Iranian Journal of

Introduction: Nanotechnology addresses the challenge of targeted delivery of drugs and nucleic acids to cancer cells by designing smart delivery systems. This approach enables improved precision and efficiency in the delivery of therapeutic agents. This study focuses on the design and evaluation of a folic acid (FA)-functionalized, PLA/Chitosan/PEG-based multifunctional nanocarrier with tumor-targeting capability and synergistic co-delivery of paclitaxel (PTX) and siRNA to breast cancer cells (MCF-7), aiming to enhance selective uptake and therapeutic efficiency compared to conventional delivery systems.
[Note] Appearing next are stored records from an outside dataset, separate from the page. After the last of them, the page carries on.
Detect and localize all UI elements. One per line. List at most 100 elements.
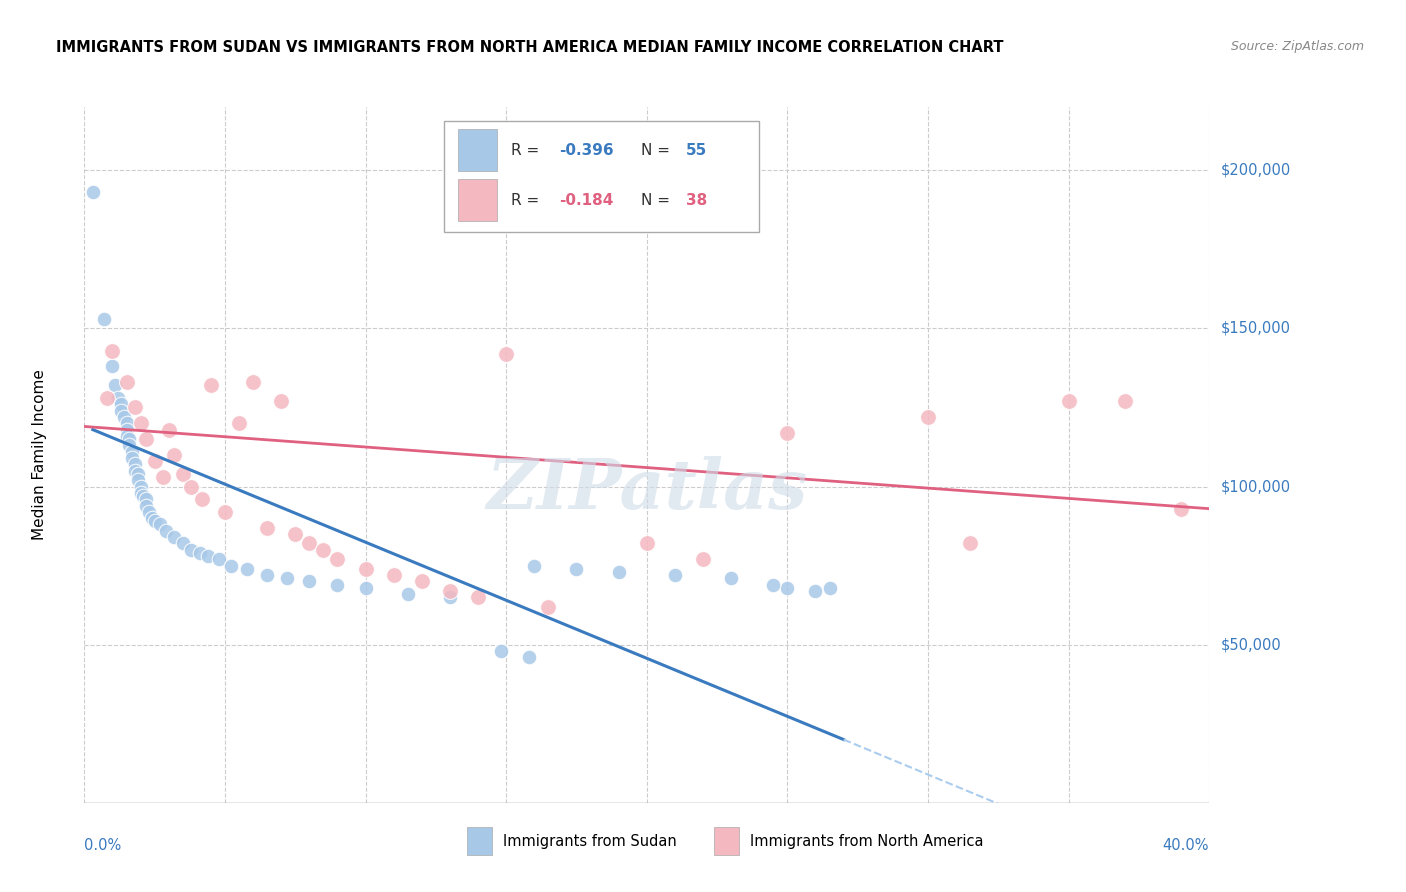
Point bbox=[157, 423, 180, 437]
Point bbox=[917, 409, 939, 424]
Point bbox=[776, 425, 799, 440]
Text: Median Family Income: Median Family Income bbox=[32, 369, 46, 541]
Point bbox=[110, 397, 132, 411]
Point bbox=[256, 521, 278, 535]
Point bbox=[112, 409, 135, 424]
Point bbox=[129, 417, 152, 431]
Point bbox=[138, 505, 160, 519]
Point bbox=[127, 473, 149, 487]
Point bbox=[523, 558, 546, 573]
Point bbox=[135, 499, 157, 513]
Point bbox=[135, 492, 157, 507]
FancyBboxPatch shape bbox=[714, 827, 740, 855]
Point bbox=[152, 470, 174, 484]
Point bbox=[565, 562, 588, 576]
Point bbox=[354, 562, 377, 576]
Text: $150,000: $150,000 bbox=[1220, 321, 1291, 336]
Point bbox=[163, 448, 186, 462]
Point bbox=[214, 505, 236, 519]
Point bbox=[172, 536, 194, 550]
Point bbox=[141, 511, 163, 525]
Point bbox=[163, 530, 186, 544]
Point bbox=[124, 401, 146, 415]
Text: ZIPatlas: ZIPatlas bbox=[486, 456, 807, 524]
Point bbox=[115, 417, 138, 431]
Point bbox=[143, 514, 166, 528]
Point bbox=[1057, 394, 1080, 409]
Point bbox=[762, 577, 785, 591]
Point bbox=[149, 517, 172, 532]
Point bbox=[101, 343, 124, 358]
Point bbox=[776, 581, 799, 595]
Text: 40.0%: 40.0% bbox=[1163, 838, 1209, 853]
Text: 0.0%: 0.0% bbox=[84, 838, 121, 853]
Point bbox=[121, 444, 143, 458]
Point bbox=[107, 391, 129, 405]
Point bbox=[467, 591, 489, 605]
Point bbox=[298, 536, 321, 550]
Point bbox=[517, 650, 540, 665]
Text: Immigrants from North America: Immigrants from North America bbox=[751, 833, 984, 848]
Point bbox=[96, 391, 118, 405]
Point bbox=[396, 587, 419, 601]
Point bbox=[439, 591, 461, 605]
Point bbox=[818, 581, 841, 595]
Point bbox=[439, 583, 461, 598]
Text: R =: R = bbox=[510, 193, 544, 208]
Point bbox=[124, 458, 146, 472]
Point bbox=[110, 403, 132, 417]
Point bbox=[326, 552, 349, 566]
Text: $100,000: $100,000 bbox=[1220, 479, 1291, 494]
Point bbox=[191, 492, 214, 507]
Point bbox=[129, 486, 152, 500]
Point bbox=[104, 378, 127, 392]
Point bbox=[155, 524, 177, 538]
Point bbox=[118, 432, 141, 446]
Point bbox=[720, 571, 742, 585]
Text: 38: 38 bbox=[686, 193, 707, 208]
Point bbox=[537, 599, 560, 614]
FancyBboxPatch shape bbox=[444, 121, 759, 232]
Point bbox=[326, 577, 349, 591]
Point bbox=[115, 375, 138, 389]
Point bbox=[692, 552, 714, 566]
Point bbox=[636, 536, 658, 550]
Point bbox=[200, 378, 222, 392]
Point bbox=[270, 394, 292, 409]
Point bbox=[93, 312, 115, 326]
FancyBboxPatch shape bbox=[458, 179, 498, 221]
Point bbox=[354, 581, 377, 595]
Point bbox=[143, 454, 166, 468]
Point bbox=[115, 429, 138, 443]
Point bbox=[180, 479, 202, 493]
Text: IMMIGRANTS FROM SUDAN VS IMMIGRANTS FROM NORTH AMERICA MEDIAN FAMILY INCOME CORR: IMMIGRANTS FROM SUDAN VS IMMIGRANTS FROM… bbox=[56, 40, 1004, 55]
Text: 55: 55 bbox=[686, 143, 707, 158]
Point bbox=[298, 574, 321, 589]
Point bbox=[124, 464, 146, 478]
Text: R =: R = bbox=[510, 143, 544, 158]
Point bbox=[135, 432, 157, 446]
Point bbox=[208, 552, 231, 566]
Point bbox=[219, 558, 242, 573]
Point bbox=[495, 347, 517, 361]
Point bbox=[118, 438, 141, 452]
Point bbox=[1170, 501, 1192, 516]
Point bbox=[188, 546, 211, 560]
Text: -0.184: -0.184 bbox=[560, 193, 613, 208]
Point bbox=[121, 451, 143, 466]
Point bbox=[489, 644, 512, 658]
FancyBboxPatch shape bbox=[458, 129, 498, 171]
Point bbox=[172, 467, 194, 481]
Point bbox=[132, 489, 155, 503]
Point bbox=[284, 527, 307, 541]
Text: Source: ZipAtlas.com: Source: ZipAtlas.com bbox=[1230, 40, 1364, 54]
Point bbox=[664, 568, 686, 582]
Text: N =: N = bbox=[641, 193, 675, 208]
Point bbox=[256, 568, 278, 582]
Point bbox=[382, 568, 405, 582]
Text: -0.396: -0.396 bbox=[560, 143, 613, 158]
Point bbox=[236, 562, 259, 576]
Point bbox=[959, 536, 981, 550]
Text: N =: N = bbox=[641, 143, 675, 158]
Text: $50,000: $50,000 bbox=[1220, 637, 1281, 652]
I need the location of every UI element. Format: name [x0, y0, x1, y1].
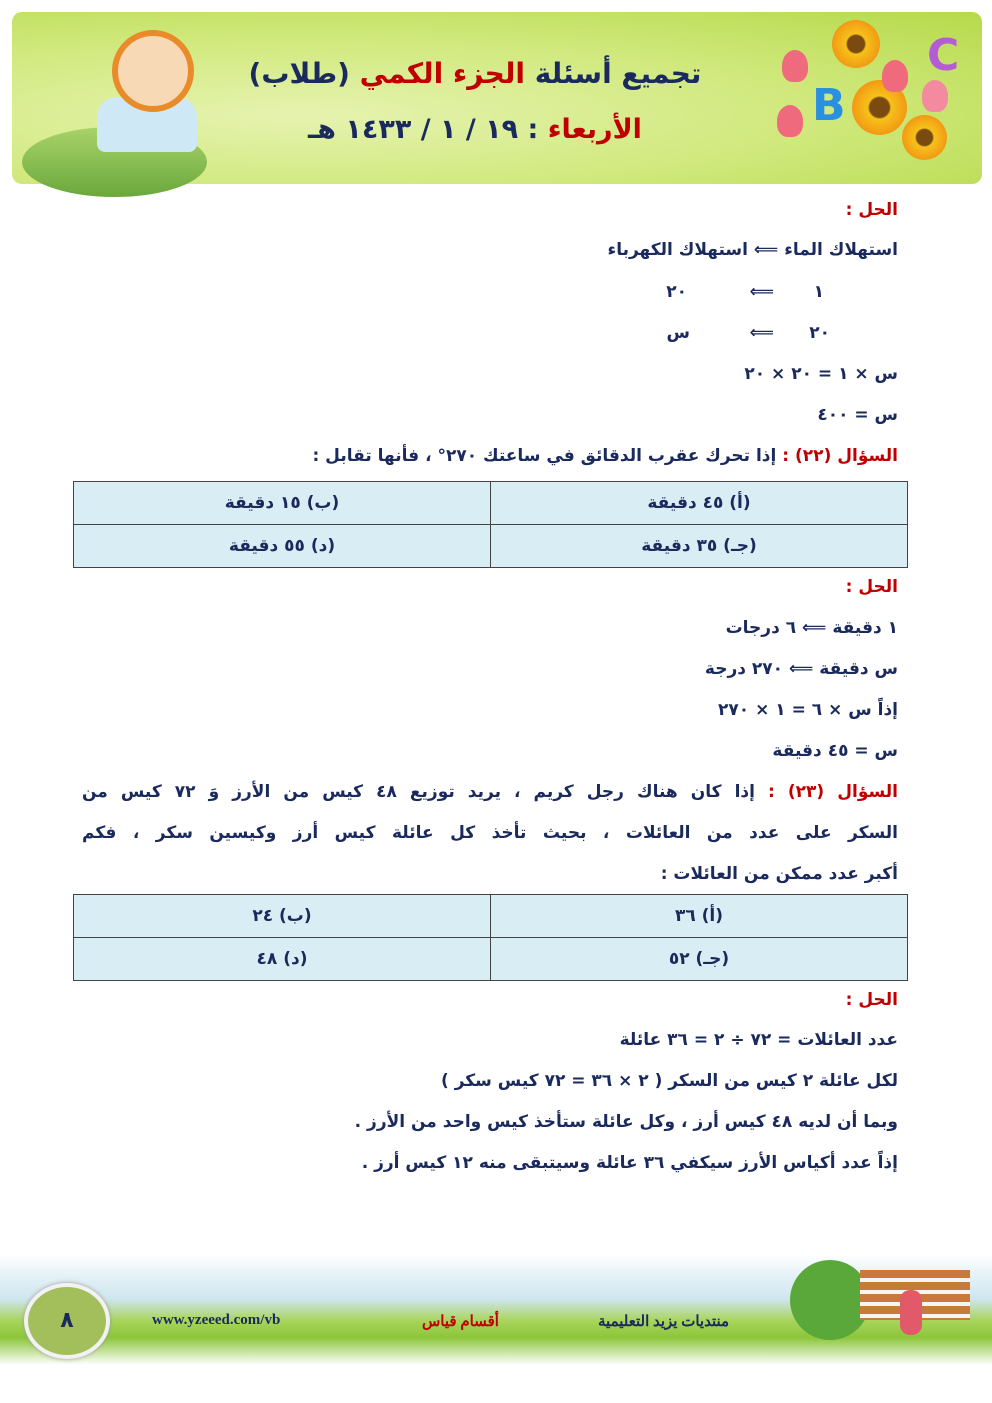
options-table-23: (أ) ٣٦ (ب) ٢٤ (جـ) ٥٢ (د) ٤٨	[73, 894, 908, 981]
flowers-illustration: B C	[772, 20, 972, 185]
solution-label: الحل :	[845, 200, 898, 220]
option-b: (ب) ٢٤	[73, 894, 491, 938]
solution-line: استهلاك الماء ⟸ استهلاك الكهرباء	[607, 240, 898, 260]
page-number: ٨	[24, 1283, 110, 1359]
solution-line: عدد العائلات = ٧٢ ÷ ٢ = ٣٦ عائلة	[619, 1030, 898, 1050]
option-a: (أ) ٣٦	[490, 894, 908, 938]
question-text: أكبر عدد ممكن من العائلات :	[660, 864, 898, 884]
ratio-left: ١	[813, 282, 824, 302]
bench-illustration	[790, 1250, 980, 1355]
page-title: تجميع أسئلة الجزء الكمي (طلاب)	[190, 52, 760, 96]
options-table-22: (أ) ٤٥ دقيقة (ب) ١٥ دقيقة (جـ) ٣٥ دقيقة …	[73, 481, 908, 568]
solution-line: س = ٤٠٠	[817, 405, 898, 425]
ratio-right: س	[666, 323, 690, 343]
solution-line: إذاً عدد أكياس الأرز سيكفي ٣٦ عائلة وسيت…	[361, 1153, 898, 1173]
date-day: الأربعاء	[547, 114, 642, 145]
question-23: السؤال (٢٣) : إذا كان هناك رجل كريم ، ير…	[82, 780, 898, 804]
title-part3: (طلاب)	[248, 57, 350, 90]
boy-illustration-head	[112, 30, 194, 112]
solution-label: الحل :	[845, 577, 898, 597]
option-b: (ب) ١٥ دقيقة	[73, 481, 491, 525]
solution-line: س دقيقة ⟸ ٢٧٠ درجة	[704, 659, 898, 679]
letter-c-decoration: C	[927, 30, 960, 81]
ratio-left: ٢٠	[809, 323, 830, 343]
solution-label: الحل :	[845, 990, 898, 1010]
option-d: (د) ٤٨	[73, 937, 491, 981]
question-label: السؤال (٢٣) :	[768, 782, 898, 802]
option-c: (جـ) ٣٥ دقيقة	[490, 524, 908, 568]
footer-forum-name: منتديات يزيد التعليمية	[598, 1314, 730, 1330]
solution-line: س = ٤٥ دقيقة	[772, 741, 898, 761]
letter-b-decoration: B	[812, 80, 846, 131]
solution-line: لكل عائلة ٢ كيس من السكر ( ٢ × ٣٦ = ٧٢ ك…	[441, 1071, 898, 1091]
question-text: إذا كان هناك رجل كريم ، يريد توزيع ٤٨ كي…	[82, 782, 755, 802]
question-text: السكر على عدد من العائلات ، بحيث تأخذ كل…	[82, 823, 898, 843]
arrow-icon: ⟸	[749, 282, 774, 302]
title-part2: الجزء الكمي	[359, 57, 525, 90]
question-label: السؤال (٢٢) :	[782, 446, 898, 466]
question-22: السؤال (٢٢) : إذا تحرك عقرب الدقائق في س…	[312, 444, 898, 468]
footer-url[interactable]: www.yzeeed.com/vb	[152, 1312, 281, 1328]
solution-line: وبما أن لديه ٤٨ كيس أرز ، وكل عائلة ستأخ…	[354, 1112, 898, 1132]
option-c: (جـ) ٥٢	[490, 937, 908, 981]
title-part1: تجميع أسئلة	[534, 57, 702, 90]
solution-line: س × ١ = ٢٠ × ٢٠	[744, 364, 898, 384]
solution-line: إذاً س × ٦ = ١ × ٢٧٠	[718, 700, 898, 720]
option-a: (أ) ٤٥ دقيقة	[490, 481, 908, 525]
solution-line: ١ دقيقة ⟸ ٦ درجات	[725, 618, 898, 638]
option-d: (د) ٥٥ دقيقة	[73, 524, 491, 568]
page-date: الأربعاء : ١٩ / ١ / ١٤٣٣ هـ	[190, 108, 760, 152]
arrow-icon: ⟸	[749, 323, 774, 343]
footer-section: أقسام قياس	[422, 1314, 499, 1330]
header-banner: B C	[12, 12, 982, 197]
ratio-right: ٢٠	[666, 282, 687, 302]
date-value: : ١٩ / ١ / ١٤٣٣ هـ	[308, 114, 539, 145]
question-text: إذا تحرك عقرب الدقائق في ساعتك ٢٧٠° ، فأ…	[312, 446, 777, 466]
Methods: PCPF nanoparticles were synthesized and co-loaded with PTX and Survivin-targeting siRNA. FTIR and DLS characterized physicochemical properties. Cargo release was evaluated at different pH values, while cytotoxicity and apoptosis were assessed in MCF-7 and MCF-10A cells using MTT and Annexin V/PI assays, respectively.
Results: FTIR confirmed successful PCPF nanoparticle synthesis. Particle size increased from 162 ± 6 nm to 256 ± 11 nm after PTX/siRNA loading, while zeta potential remained mainly negative. Nanocapsules exhibited pH-responsive sustained release, with greater cargo release at pH 5.0. Cytotoxicity studies demonstrated enhanced selectivity for MCF-7 cells, with PCPF/PTX/siRNA inducing the highest apoptosis, whereas free PTX caused the greatest necrosis.
Conclusion: Folic acid-targeted PCPF nanoparticles enhanced PTX/siRNA co-delivery, promoting selective cytotoxicity, apoptosis, and improved anticancer efficacy.